Act Quick: Section 179 Deduction Could Save Your Small Business Thousands

Entrepreneurs are running out of time to save money through a tax deduction that may be slashed if the Capitol Hill collective can’t act quickly enough to salvage the heart and soul of the American economy.

The tax deduction that can save small-business owners big sums of money is the Section 179 deduction of the U.S. IRS Tax Code. It is used for writing off small-business equipment purchases made through financing or leasing options. But entrepreneurs need to understand there is limited time to act on the deduction. If money means anything to you as an entrepreneur – and in all likelihood it means everything – follow these how-to steps provided by Income.com to take full advantage of the Section 179 deduction before the government takes advantage of you:

Use equipment during the tax year
Verifying that equipment purchased through financing or leasing is used in a certain time frame may seem like a banal task. But listen up, entrepreneurs, because you risk missing the chance to put money back in your pocket if you glaze over this step.

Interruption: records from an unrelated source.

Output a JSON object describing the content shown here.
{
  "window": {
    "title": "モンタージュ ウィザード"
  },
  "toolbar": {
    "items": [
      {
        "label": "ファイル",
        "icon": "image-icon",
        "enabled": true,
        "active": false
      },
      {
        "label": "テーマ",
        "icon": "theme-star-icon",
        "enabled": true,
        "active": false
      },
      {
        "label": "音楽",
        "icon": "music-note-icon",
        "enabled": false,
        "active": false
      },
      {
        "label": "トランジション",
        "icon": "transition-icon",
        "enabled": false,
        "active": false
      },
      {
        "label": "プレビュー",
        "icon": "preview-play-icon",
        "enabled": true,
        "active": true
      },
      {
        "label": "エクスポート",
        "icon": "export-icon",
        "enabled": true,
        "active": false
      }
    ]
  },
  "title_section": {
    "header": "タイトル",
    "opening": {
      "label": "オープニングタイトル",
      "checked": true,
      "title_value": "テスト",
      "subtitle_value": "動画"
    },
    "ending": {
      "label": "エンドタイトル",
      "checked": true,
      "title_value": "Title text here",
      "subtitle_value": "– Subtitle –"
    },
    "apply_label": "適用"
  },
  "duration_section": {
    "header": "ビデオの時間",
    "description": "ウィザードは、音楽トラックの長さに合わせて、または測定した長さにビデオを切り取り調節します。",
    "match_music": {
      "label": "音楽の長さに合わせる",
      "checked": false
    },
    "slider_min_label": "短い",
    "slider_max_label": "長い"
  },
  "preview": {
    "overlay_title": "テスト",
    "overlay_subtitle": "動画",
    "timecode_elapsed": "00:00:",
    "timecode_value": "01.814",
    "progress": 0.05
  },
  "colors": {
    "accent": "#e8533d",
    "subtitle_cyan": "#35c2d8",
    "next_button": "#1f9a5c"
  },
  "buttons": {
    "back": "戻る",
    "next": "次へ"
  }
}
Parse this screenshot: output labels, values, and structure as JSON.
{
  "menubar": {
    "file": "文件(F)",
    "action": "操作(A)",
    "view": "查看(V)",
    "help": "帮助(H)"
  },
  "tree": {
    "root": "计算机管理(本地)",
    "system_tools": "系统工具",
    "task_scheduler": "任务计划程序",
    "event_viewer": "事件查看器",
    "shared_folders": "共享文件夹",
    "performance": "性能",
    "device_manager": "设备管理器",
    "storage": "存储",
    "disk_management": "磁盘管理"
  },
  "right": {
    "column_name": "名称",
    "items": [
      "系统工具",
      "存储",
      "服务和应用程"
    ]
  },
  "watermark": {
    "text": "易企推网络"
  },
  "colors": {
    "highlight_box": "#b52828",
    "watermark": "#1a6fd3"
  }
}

To qualify for the deduction, equipment must be used in tax year 2012, between January 1, 2012, and December 31, 2012. Canvas your records and double-check your dates of purchase and implementation for equipment to ensure you are in a position to use the deduction before it’s too late.

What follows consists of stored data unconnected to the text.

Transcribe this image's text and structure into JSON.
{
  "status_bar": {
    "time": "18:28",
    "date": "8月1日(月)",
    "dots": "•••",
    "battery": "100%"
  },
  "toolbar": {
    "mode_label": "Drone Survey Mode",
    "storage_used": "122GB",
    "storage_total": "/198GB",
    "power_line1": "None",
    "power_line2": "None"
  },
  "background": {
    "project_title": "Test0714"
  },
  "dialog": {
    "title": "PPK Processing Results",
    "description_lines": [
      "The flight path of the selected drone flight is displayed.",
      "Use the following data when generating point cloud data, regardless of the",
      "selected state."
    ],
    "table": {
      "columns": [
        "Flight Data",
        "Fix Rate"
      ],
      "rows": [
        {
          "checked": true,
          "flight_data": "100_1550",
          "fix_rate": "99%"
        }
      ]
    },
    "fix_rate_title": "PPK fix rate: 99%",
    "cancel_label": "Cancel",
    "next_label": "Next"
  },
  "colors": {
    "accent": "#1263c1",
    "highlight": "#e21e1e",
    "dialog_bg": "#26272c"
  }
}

Write off as much as you can, while you can
Currently, entrepreneurs can deduct up to $139,000 in equipment purchases, as long as the total for the year does not exceed $560,000. That’s a lot of money that can come back to you and your small business. You would do a disservice to yourself and your enterprise if you don’t wring every last penny from the deduction as it stands before the government takes the Section 179 to the cleaners.

The parameters of the current deduction will expire next year without action on a fiscal cliff compromise. The total that small-business owners will be able to write off would then be reduced to just $25,000. Entrepreneurs need to act with urgency, unless they want to have the rug pulled out from under them.

Leave no stone unturned
Review every last thing you can put toward the deduction. Some of the common equipment items that are covered include: equipment purchases for business use, tangible personal property used in business, business vehicles that weigh more than 6,000 pounds, office furniture and office equipment.

If the purchase falls remotely under the acceptable guidelines for equipment write-off, use it. Don’t bother nit-picking; the deduction is all about saving entrepreneurs the most money possible.

Acting on the Section 179 deduction is of the utmost importance for small-business owners. Not taking a stand will further embolden the government to indiscriminately cut away at tax-related ways to support small businesses. Make sure your equipment was used within the year, get your money’s worth out of the deduction, and, if the equipment is covered, use it! This may be the last year entrepreneurs can use the deduction to such an extent, so act now.